Invisible sound

By Chris Taylor


At the offices of Emo Labs in Waltham, Mass., the receptionist's desk and the meeting rooms look like an afterthought. The real action goes on behind a glass wall in a warehouse space where most of the 15 employees are soldering wires or fiddling with knobs on machines with sine-wave displays. For a visitor used to Silicon Valley startups with programmers staring at screens or frolicking at foosball tables, this is refreshingly old-school stuff.

CEO Jason Carlson points out the testing chamber that his team built by hand from foam and wood. Then he stops and taps at what looks like an ordinary photo frame on a desk.

"Imagine you're in your office and you need to make a conference call," he says. "You can connect your cell phone to this frame using Bluetooth, and suddenly your call is coming from it, clear as a bell. Wouldn't that be cool?"

For the past 80 years, all loudspeakers have been based on roughly the same idea: A magnet creates force that causes a diaphragm to vibrate, producing sound. The quality of the sound varies with speaker size, but modern TV and computer-monitor design has forced speakers to get smaller and smaller. As a result, many tube TVs from the 1970s sound better than modern flat-screen TVs.

In 2001, Lewis Athenas, a loudspeaker designer working for Boston Acoustics, saw that consumers were increasingly playing music on their computers. He was nonplussed by the weedy sound from most desktop speaker systems. Then he discovered that by replacing the speaker magnet with a kind of ceramic known as a piezo actuator, he could make a computer screen act as the diaphragm. Put a thin strip of ceramic down each side of a see-through plastic membrane, and you've got stereo sound.

Athenas went to work in his garage. In 2005 he finished his first working prototype, a wooden frame around a 15-inch monitor. That same year he founded Emo Labs (Emo stands for "edge motion") and raised $15 million from local venture capital firms.

Now just about any electronic device with a screen -- a laptop, a cell phone, the latest and thinnest LED TV -- can also be a speaker. Want better audio in your car? Wait till you hear it coming from your windshield. Like watching movies at home? You'll love it even more when the dialogue actually comes out of the actors' mouths.

At Emo Labs, Carlson played me a DVD of jazz singer Diana Krall performing live in Paris. The music came through loud and clear, with rich bass tones. "Touch it," Carlson urged. "Feel the vibration of the screen. That's what the sound is."

Carlson left the CEO job at Semtech, a semiconductor manufacturer in Camarillo, Calif., and joined Emo Labs in 2006. He wanted to adapt the semiconductor-industry model of producing standardized components and selling them to equipment manufacturers. So Emo spent the next few years testing equipment, getting a toehold in China and Taiwan, and persuading naysayers at the equipment firms.

"I can't tell you how many times we've sat in front of engineers, and they keep asking, 'Where's the sound coming from again?'" says Carlson. "It's like their minds don't want them to believe it."

The company is tight-lipped on pricing and on which electronics giants it has struck deals with. Those companies should make their own announcements in the first half of 2010. (The products will not carry Emo Labs branding.) Carlson says the technology will add about a 10% price premium, so consumers should pay $100 more for a $1,000 TV equipped with Emo's speaker.

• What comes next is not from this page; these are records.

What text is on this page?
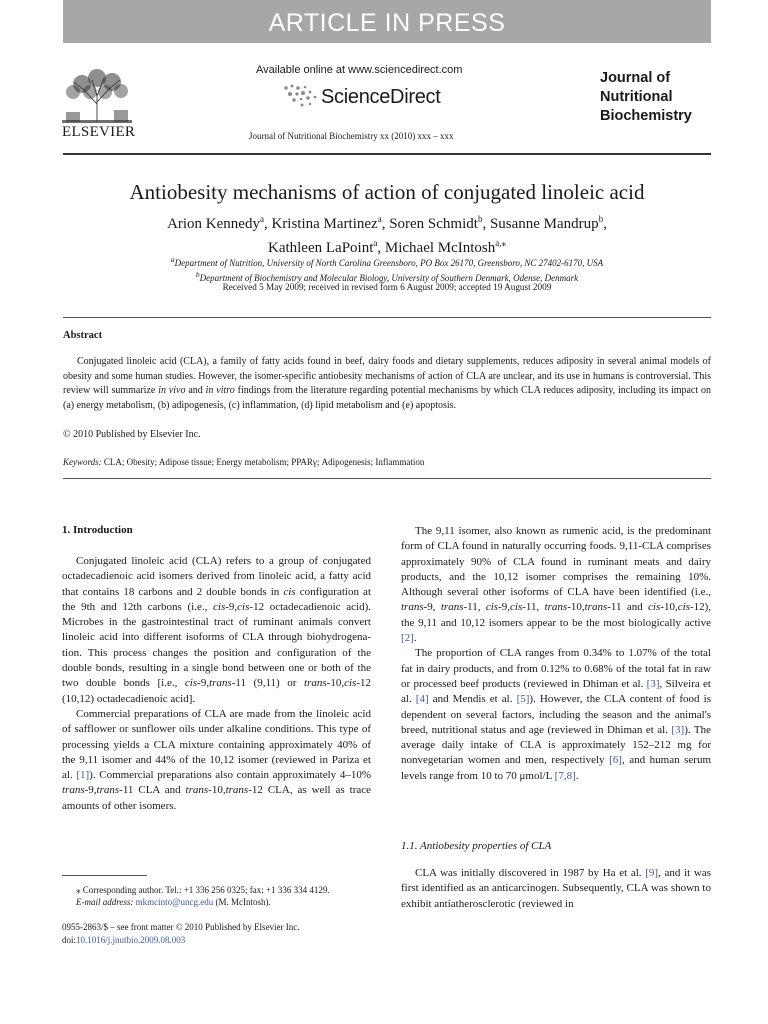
ARTICLE IN PRESS
ELSEVIER
Available online at www.sciencedirect.com
ScienceDirect
Journal of Nutritional Biochemistry xx (2010) xxx – xxx
Journal of
Nutritional
Biochemistry
Antiobesity mechanisms of action of conjugated linoleic acid
Arion Kennedy$^a$, Kristina Martinez$^a$, Soren Schmidt$^b$, Susanne Mandrup$^b$,
Kathleen LaPoint$^a$, Michael McIntosh$^{a,⁎}$
$^a$Department of Nutrition, University of North Carolina Greensboro, PO Box 26170, Greensboro, NC 27402-6170, USA
$^b$Department of Biochemistry and Molecular Biology, University of Southern Denmark, Odense, Denmark
Received 5 May 2009; received in revised form 6 August 2009; accepted 19 August 2009
Abstract
Conjugated linoleic acid (CLA), a family of fatty acids found in beef, dairy foods and dietary supplements, reduces adiposity in several animal models of obesity and some human studies. However, the isomer-specific antiobesity mechanisms of action of CLA are unclear, and its use in humans is controversial. This review will summarize in vivo and in vitro findings from the literature regarding potential mechanisms by which CLA reduces adiposity, including its impact on (a) energy metabolism, (b) adipogenesis, (c) inflammation, (d) lipid metabolism and (e) apoptosis.
© 2010 Published by Elsevier Inc.
Keywords: CLA; Obesity; Adipose tissue; Energy metabolism; PPARγ; Adipogenesis; Inflammation
1. Introduction

Conjugated linoleic acid (CLA) refers to a group of conjugated octadecadienoic acid isomers derived from linoleic acid, a fatty acid that contains 18 carbons and 2 double bonds in cis configuration at the 9th and 12th carbons (i.e., cis-9,cis-12 octadecadienoic acid). Microbes in the gastrointestinal tract of ruminant animals convert linoleic acid into different isoforms of CLA through biohydrogena-tion. This process changes the position and configuration of the double bonds, resulting in a single bond between one or both of the two double bonds [i.e., cis-9,trans-11 (9,11) or trans-10,cis-12 (10,12) octadecadienoic acid].

Commercial preparations of CLA are made from the linoleic acid of safflower or sunflower oils under alkaline conditions. This type of processing yields a CLA mixture containing approximately 40% of the 9,11 isomer and 44% of the 10,12 isomer (reviewed in Pariza et al. [1]). Commercial preparations also contain approximately 4–10% trans-9,trans-11 CLA and trans-10,trans-12 CLA, as well as trace amounts of other isomers.

The 9,11 isomer, also known as rumenic acid, is the predominant form of CLA found in naturally occurring foods. 9,11-CLA comprises approximately 90% of CLA found in ruminant meats and dairy products, and the 10,12 isomer comprises the remaining 10%. Although several other isoforms of CLA have been identified (i.e., trans-9, trans-11, cis-9,cis-11, trans-10,trans-11 and cis-10,cis-12), the 9,11 and 10,12 isomers appear to be the most biologically active [2].

The proportion of CLA ranges from 0.34% to 1.07% of the total fat in dairy products, and from 0.12% to 0.68% of the total fat in raw or processed beef products (reviewed in Dhiman et al. [3], Silveira et al. [4] and Mendis et al. [5]). However, the CLA content of food is dependent on several factors, including the season and the animal's breed, nutritional status and age (reviewed in Dhiman et al. [3]). The average daily intake of CLA is approximately 152–212 mg for nonvegetarian women and men, respectively [6], and human serum levels range from 10 to 70 μmol/L [7,8].

1.1. Antiobesity properties of CLA

CLA was initially discovered in 1987 by Ha et al. [9], and it was first identified as an anticarcinogen. Subsequently, CLA was shown to exhibit antiatherosclerotic (reviewed in

⁎ Corresponding author. Tel.: +1 336 256 0325; fax: +1 336 334 4129.
E-mail address: mkmcinto@uncg.edu (M. McIntosh).
0955-2863/$ – see front matter © 2010 Published by Elsevier Inc.
doi:10.1016/j.jnutbio.2009.08.003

Electronics firms have been deep-discounting their products for some time now, and even Carlson admits they are wary of any technology that could drive up the price of their products. Still, given that 160 million flat-panel TVs and 150 million laptops were sold in 2009, even a tiny slice of that market would be lucrative for Emo.

And that's not counting the global loudspeaker business, set to hit $4.2 billion in 2010, according to research firm Electronics.ca. Carlson recently installed conventional speakers throughout his house. Wiring and tearing into walls cost more than the sound equipment, he says. "It would be beautiful if you could just use picture frames in each room," he sighs. "Especially if they were wireless."

To that end, Emo Labs has met with a company 20 miles down the road, near MIT. Its name is WiTricity.